RADARBANJARMASIN.JAWAPOS.COM, BANJARMASIN – Persoalan penutup drainase yang hilang dan rusak di kawasan Kuin Selatan mendapat sorotan tajam dari Komisi III DPRD Kota Banjarmasin. Lubang drainase yang menganga di sejumlah titik dinilai membahayakan keselamatan warga dan pengguna jalan. Terutama saat malam hari maupun ketika genangan air menutupi lubang.
Ketua Komisi III DPRD Kota Banjarmasin, Ridho Akbar mendesak Dinas PUPR segera melakukan rehabilitasi menyeluruh agar persoalan serupa tidak terus berulang. “Kami mendukung penuh rehabilitasi menyeluruh yang direncanakan pemerintah. Tapi pelaksanaannya harus maksimal, tepat kualitas, dan benar-benar dirasakan manfaatnya masyarakat,” ujarnya, Selasa (12/5).
Politisi Partai Golkar itu menilai persoalan drainase bukan sekadar soal estetika kota. Melainkan menyangkut keselamatan dan kenyamanan aktivitas warga sehari-hari. Menurutnya, penanganan tambal sulam tidak lagi cukup untuk kawasan padat seperti Kuin Selatan dan Kuin Cerucuk.
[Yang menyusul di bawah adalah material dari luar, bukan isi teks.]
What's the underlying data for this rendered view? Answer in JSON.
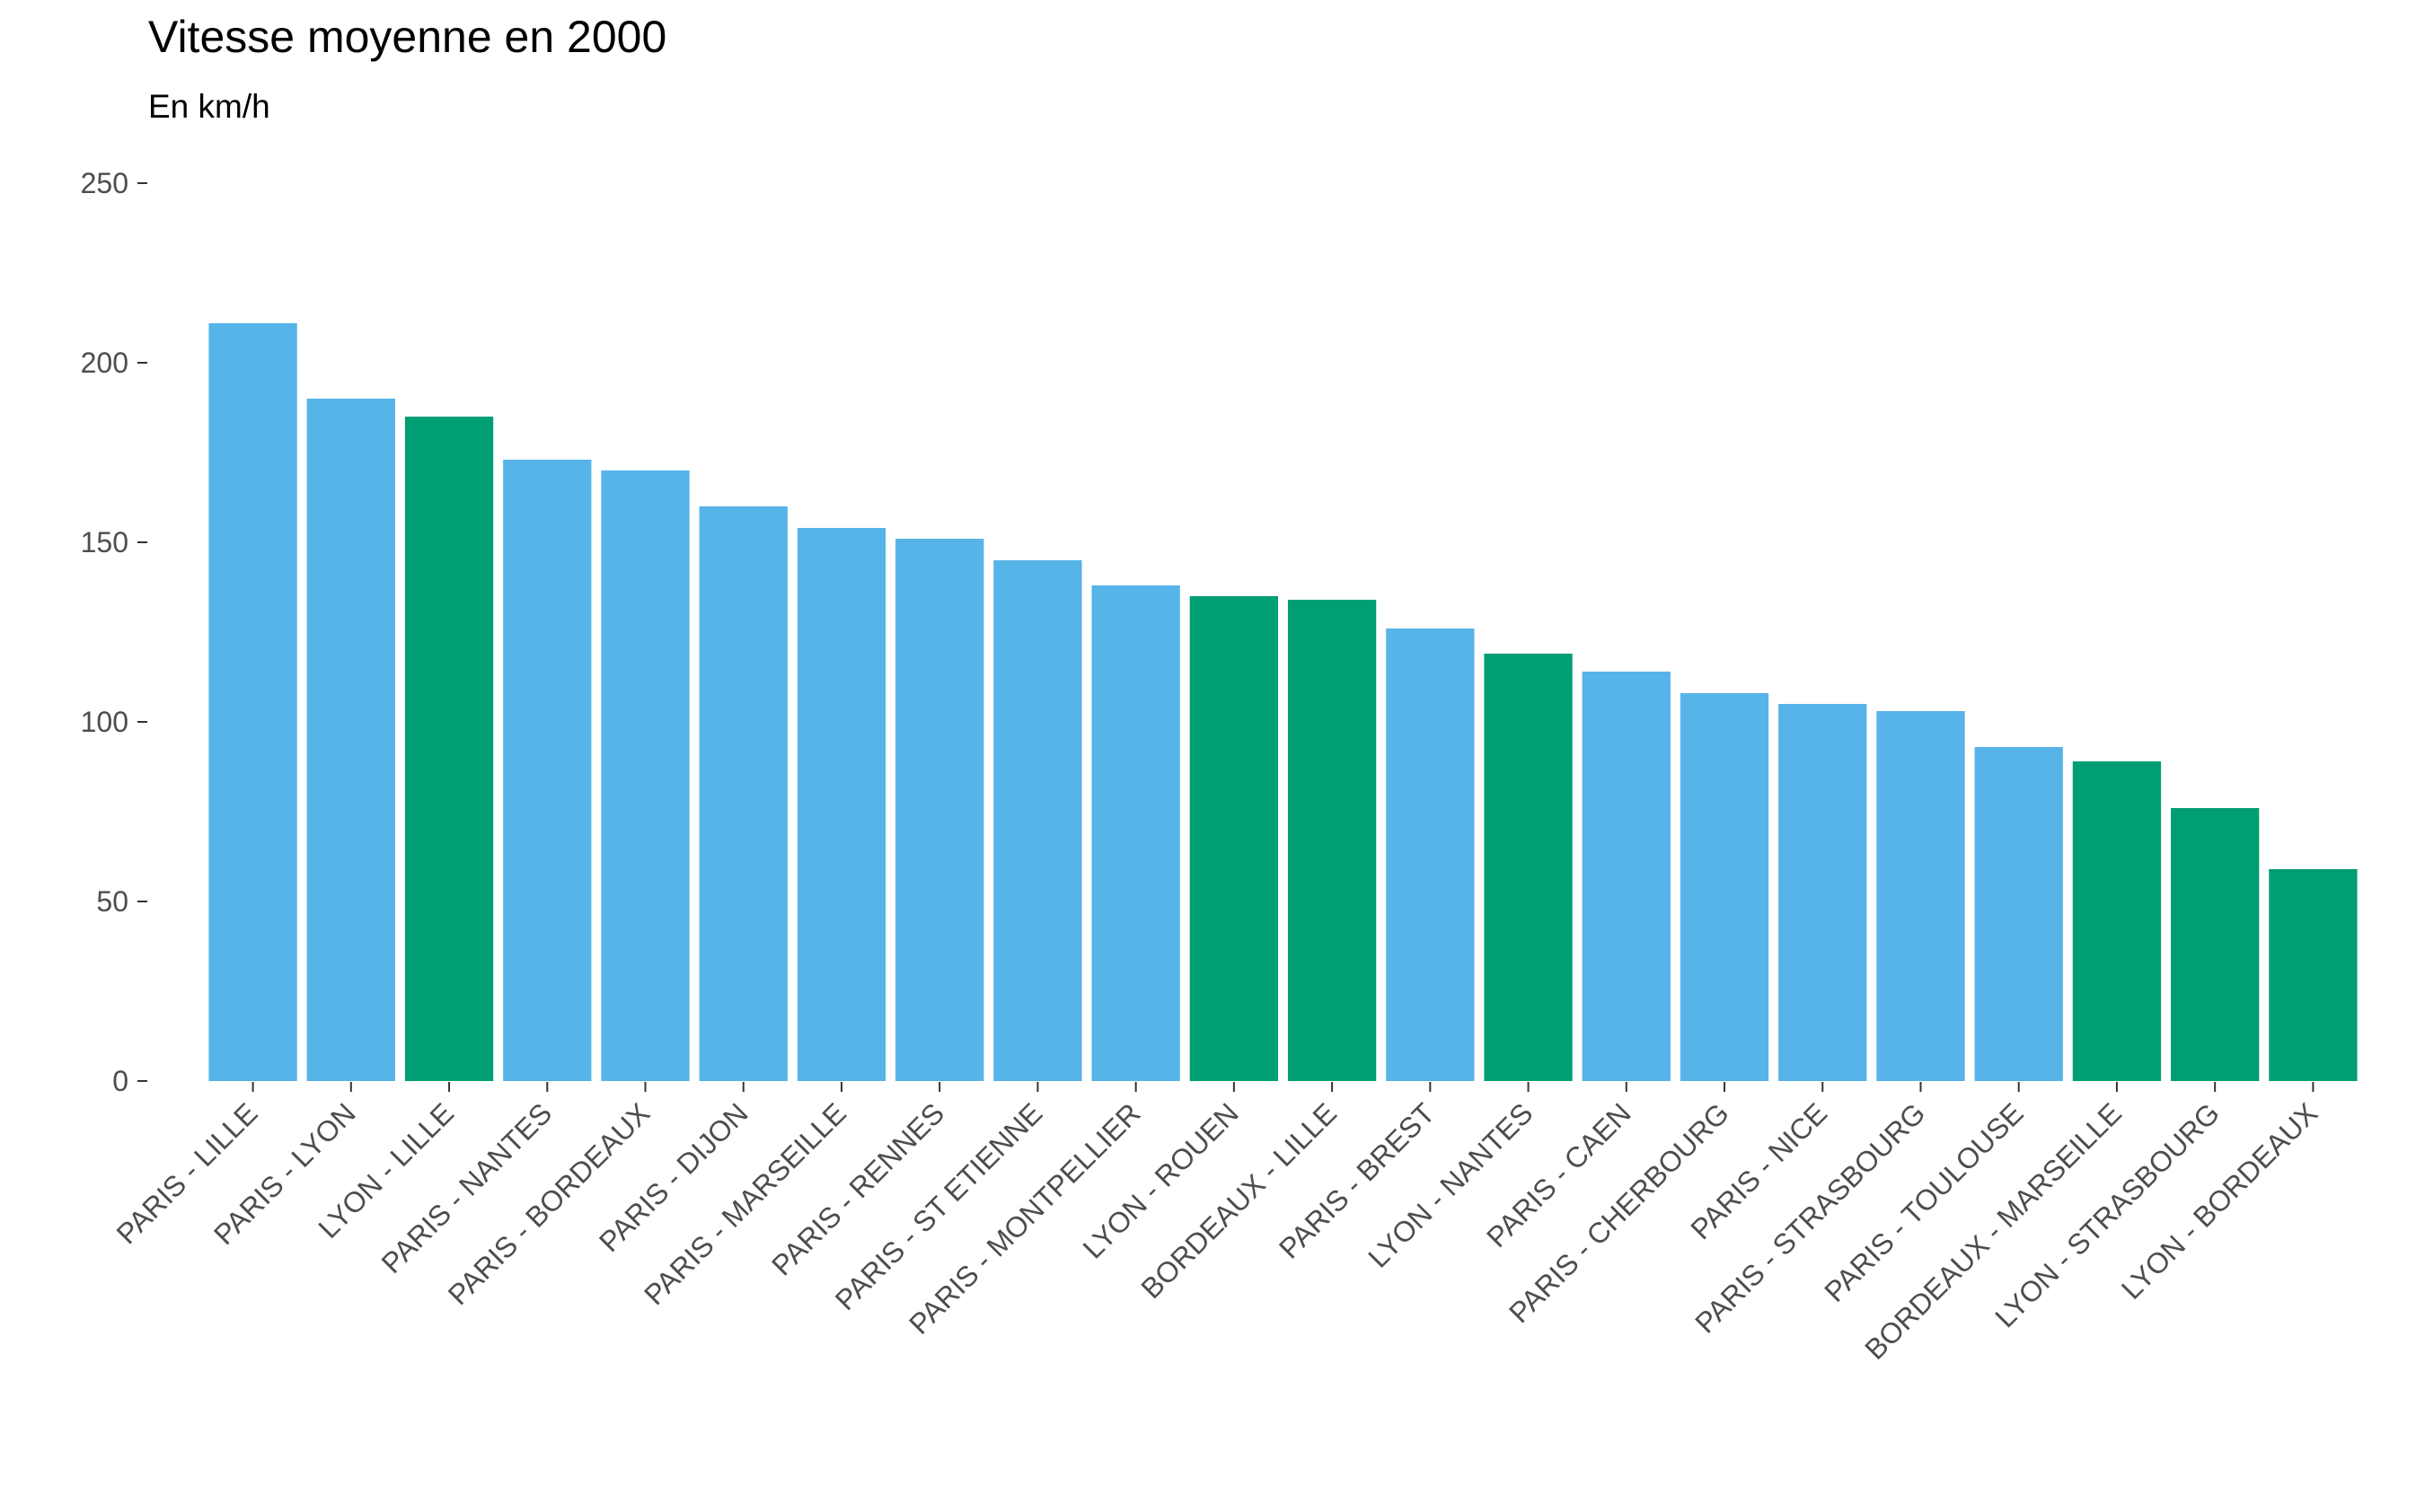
{
  "chart_data": {
    "type": "bar",
    "title": "Vitesse moyenne en 2000",
    "subtitle": "En km/h",
    "xlabel": "",
    "ylabel": "",
    "ylim": [
      0,
      250
    ],
    "yticks": [
      0,
      50,
      100,
      150,
      200,
      250
    ],
    "grid": false,
    "legend": "none",
    "colors": {
      "blue": "#56B4E9",
      "green": "#009E73"
    },
    "categories": [
      "PARIS - LILLE",
      "PARIS - LYON",
      "LYON - LILLE",
      "PARIS - NANTES",
      "PARIS - BORDEAUX",
      "PARIS - DIJON",
      "PARIS - MARSEILLE",
      "PARIS - RENNES",
      "PARIS - ST ETIENNE",
      "PARIS - MONTPELLIER",
      "LYON - ROUEN",
      "BORDEAUX - LILLE",
      "PARIS - BREST",
      "LYON - NANTES",
      "PARIS - CAEN",
      "PARIS - CHERBOURG",
      "PARIS - NICE",
      "PARIS - STRASBOURG",
      "PARIS - TOULOUSE",
      "BORDEAUX - MARSEILLE",
      "LYON - STRASBOURG",
      "LYON - BORDEAUX"
    ],
    "values": [
      211,
      190,
      185,
      173,
      170,
      160,
      154,
      151,
      145,
      138,
      135,
      134,
      126,
      119,
      114,
      108,
      105,
      103,
      93,
      89,
      76,
      59
    ],
    "bar_colors": [
      "blue",
      "blue",
      "green",
      "blue",
      "blue",
      "blue",
      "blue",
      "blue",
      "blue",
      "blue",
      "green",
      "green",
      "blue",
      "green",
      "blue",
      "blue",
      "blue",
      "blue",
      "blue",
      "green",
      "green",
      "green"
    ]
  }
}
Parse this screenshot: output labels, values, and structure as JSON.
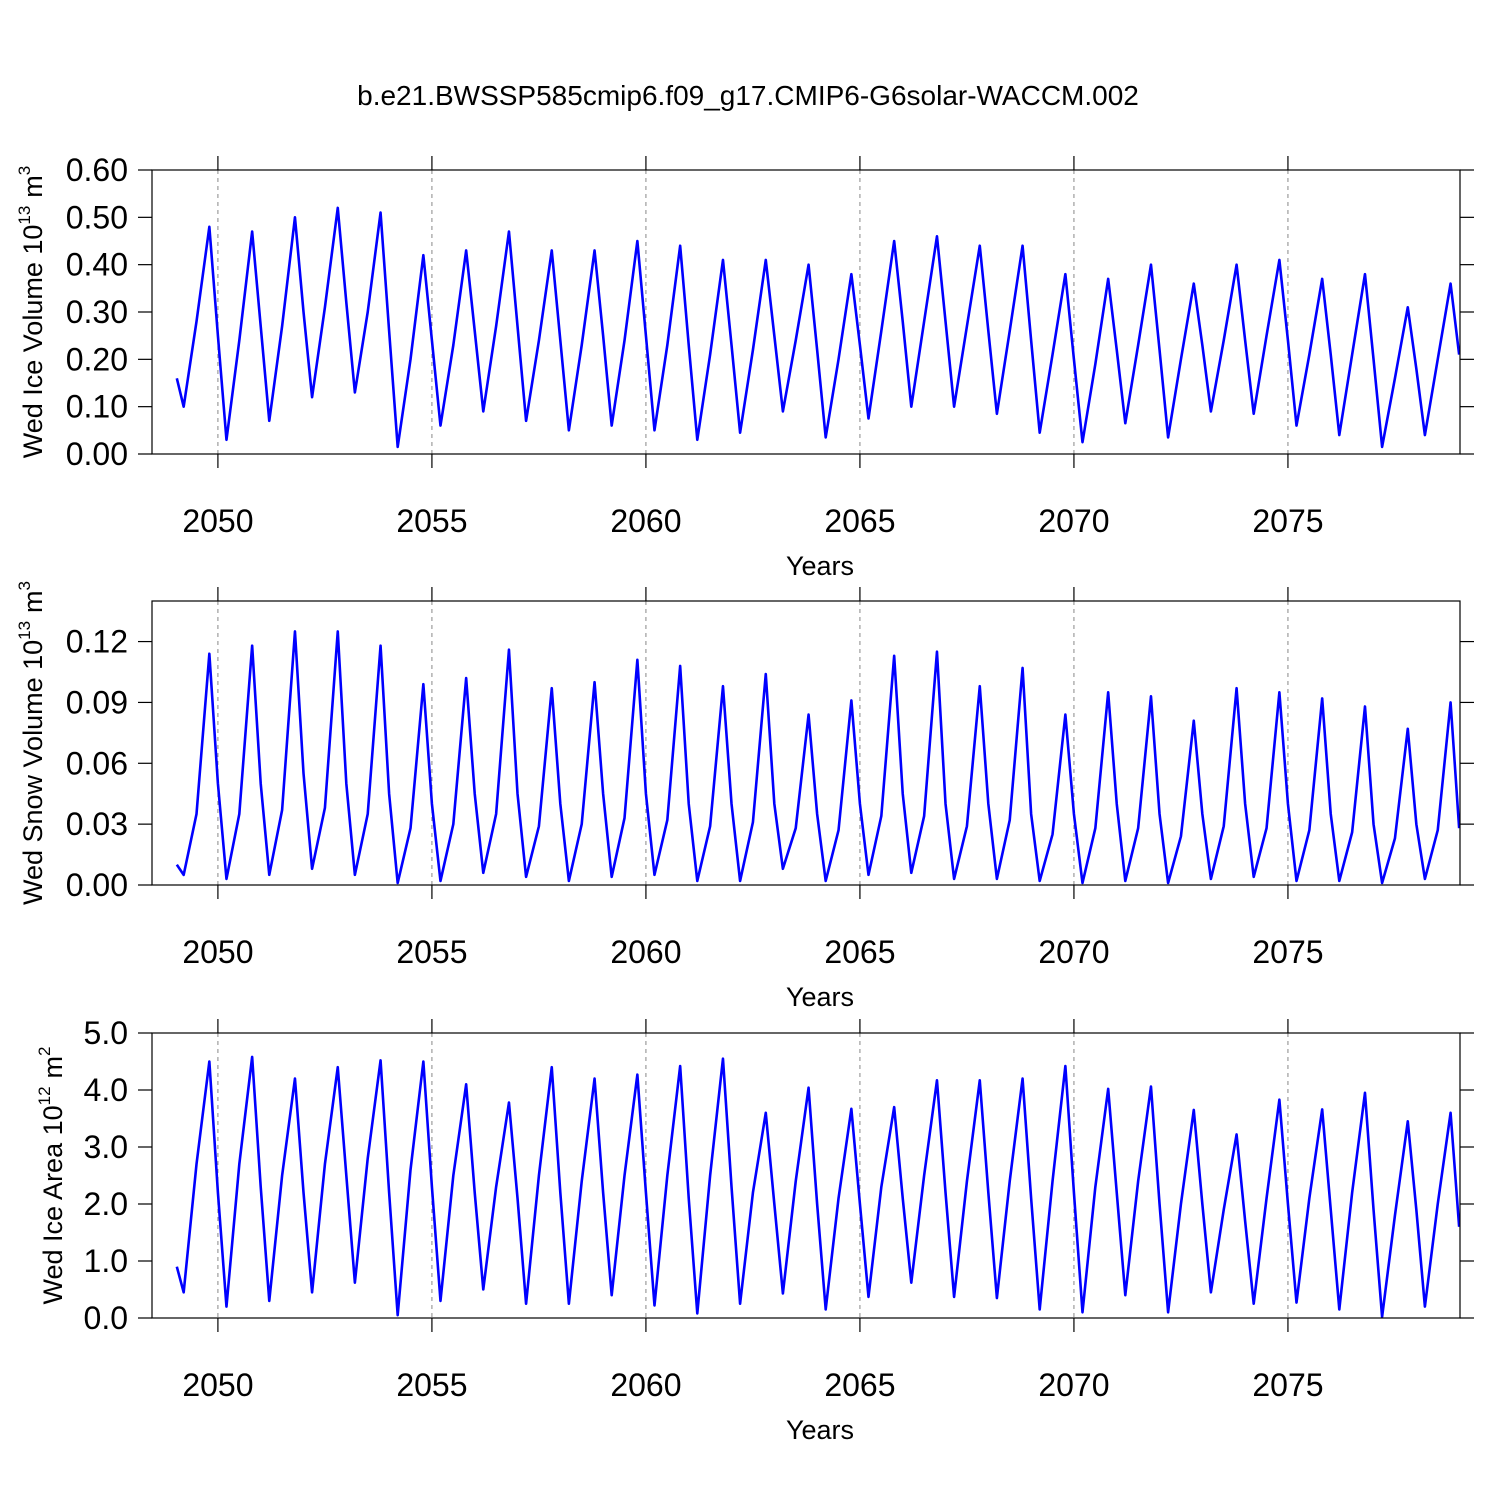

Ridho meminta pemerintah menyusun perencanaan yang matang agar hasil rehabilitasi lebih kuat dan tahan lama. Ia juga mendorong adanya pengawasan rutin, serta pemeliharaan berkala setelah proyek selesai dikerjakan. “Infrastruktur yang dibangun menggunakan anggaran daerah harus dijaga kualitasnya, dan dipastikan memberi dampak nyata bagi masyarakat,” tegasnya.
Komisi III DPRD juga mengajak masyarakat ikut menjaga fasilitas umum serta segera melapor apabila menemukan kerusakan drainase di lingkungan sekitar. “Tujuan kita sama, menciptakan kota yang aman, nyaman, dan tertata baik. Pemerintah dan masyarakat harus sama-sama menjaga fasilitas yang sudah dibangun,” tambahnya.
Kepala Bidang Drainase Dinas PUPR Kota Banjarmasin, Harwita Oktania, mengungkapkan kerusakan penutup drainase dipengaruhi sejumlah faktor. Mulai dari kualitas material, beban kendaraan bertonase tinggi, hingga struktur drainase yang mengalami penurunan.
Menurutnya, penggantian tutup drainase secara berulang tanpa pembenahan struktur membuat kerusakan terus terulang. Karena itu, diperlukan rehabilitasi permanen melalui evaluasi struktur saluran, penggunaan material sesuai kapasitas jalan, hingga pemasangan rangka baja atau beton bertulang.
Selain itu, pengawasan kendaraan bertonase besar juga dinilai penting untuk mencegah kerusakan kembali terjadi. “Kami akan mengoordinasikan usulan anggaran rehabilitasi drainase Kuin Selatan agar dapat masuk dalam APBD 2027,” pungkas Harwita.